After flogging off the majority of its assets to the Chinese government for $1.73 billion in a fire sale at the peak of the GFC last year, Melbourne-based OZ Minerals scurried off to Adelaide for its 2010 AGM yesterday.
But that didn’t stop the board copping an absolute shellacking as you can hear from these audio files:
Do you accept the fire-sale was a huge blunder?
Why we’re vulnerable to the IMF class action.
After six years on the board Brian Jamieson should go.
A reminder of why Owen Hegarty’s $8.3 million payout really hurt.
The four most responsible parties, namely the former chairs and CEOs of Zinifex and Oxiana — Owen Hegarty, Peter Mansell, Barry Cusack and Andrew Michelmore — have now all departed the scene.
New Oz Minerals chairman Neil Hamilton did a reasonable job yesterday but is over-committed given he chairs two other public company boards (Micelyn and Mt Gibson Iron) while also sitting on the Metcash board.
He didn’t seem across much of the detail yesterday, failing to explain what happened to the much-trumpeted $2 billion of cash that was sitting on the Zinifex balance sheet when it merged with Oxiana Resources to create a so-called $12 billion mining power house in 2008.
The final insult from former Oxiana and founding OZ Minerals chairman Barry Cusack came in the last paragraph of his letter to the embittered 105,000 OZ Minerals shareholders when he wrote:
“It has been a pleasure and a privilege to have served as chairman of OZ Minerals and predecessor Oxiana over the last eight years, during which the market capitalisation has grown from around $200 million to $3.6 billion.”
While Oxiana was indeed a good ride for investors in the early years after it picked up the Seppon copper-gold project in Laos from Rio Tinto for a song, the story in recent years was one of enormous value destruction.
Zinifex shareholders paid $960 million or an average $1.90 a share in the 2004 float and saw the stock peak at more than $21 in 2007.
The terms of the merger saw Zinifex shareholders receive 3.193 shares in Oxiana for each share they owned, so with OZ Minerals shares today at $1, Barry Cusack’s wonderful merger sees Zinifex shareholders holding stock worth the equivalent of $3.19 — a calamitous 85% below the record high. Thanks for nothing, Barry.
By way of comparison, BHP-Billiton shares are today only 25% below their record peak of $50 in early 2008.
The most nauseating thing about Cusack’s claims to have created enormous value, is that former Oxiana CEO Owen Hegarty received his $8.35 million ex-gratia payout using assumptions that the OZ Minerals share price would today be worth close to $5.
This timeline summarises all that was wrong with the situation:
June 16, 2008: Zinifex shareholders approve merger while Oxiana shareholders not given a vote.
July 18, 2008: 57% of votes cast at OZ Minerals EGM vote down proposed $10.6 million payout to Owen Hegarty.

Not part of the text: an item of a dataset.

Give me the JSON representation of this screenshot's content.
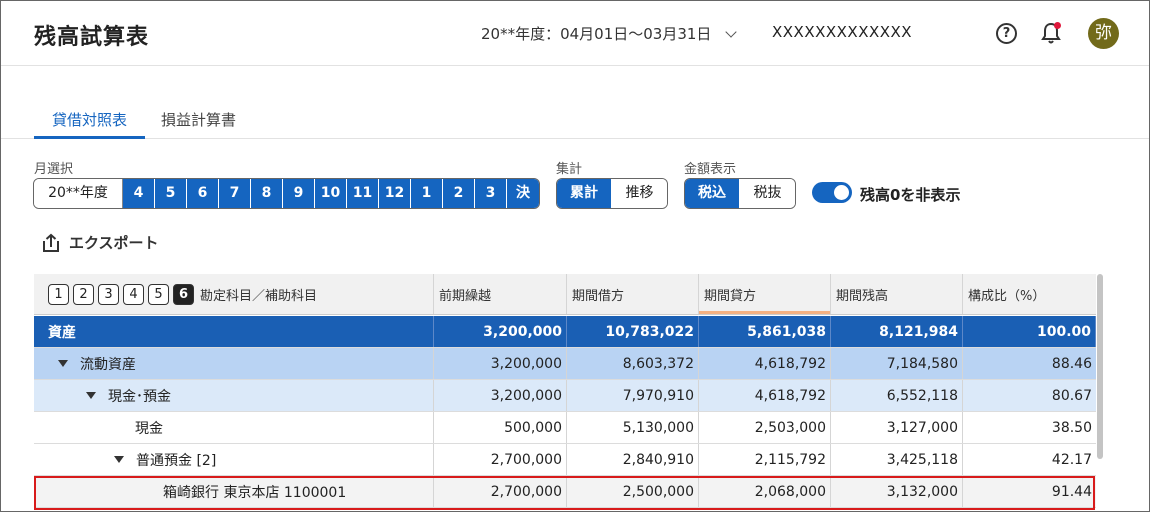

August 21, 2008: board defies shareholders and approves $8.35 million ex-gratia payout to Owen Hegarty.
September 23, 2008: CEO Andrew Michelmore and chairman Barry Cusack send a letter to OZ Minerals shareholders, which included the following claim: “We have a strong balance sheet, no net borrowings and the ability to generate healthy cashflows. At a time when the world’s financial system is in so much turmoil, this is an enviable position to be in. We have a strong pipeline of growth projects stretching out over the next decade, and we have the financial capability to finance the pipeline without being beholden to the financial market.”
December 1, 2008: just 10 weeks later, OZ Minerals announces suspension due to inability to refinance $US560 million in debts.
February 16, 2009: board approves cash offer from Chinese Government at just 82.5 cents a share.
July 11, 2009: shareholder approve $1.73 billion sale of all assets to Chinese government except Prominent Hill after Wayne Swan’s intervention.
If Oz Minerals had followed the lead of many over-leveraged companies during the GFC and simply raised equity through a pro-rata rights issue, the company would today be worth more than $4 billion.
Instead, the Chinese government picked up an absolute bargain because OZ Minerals shareholders were so enraged about the Owen Hegarty payout and misleading statements to the market that they didn’t have the confidence to recapitalise the company.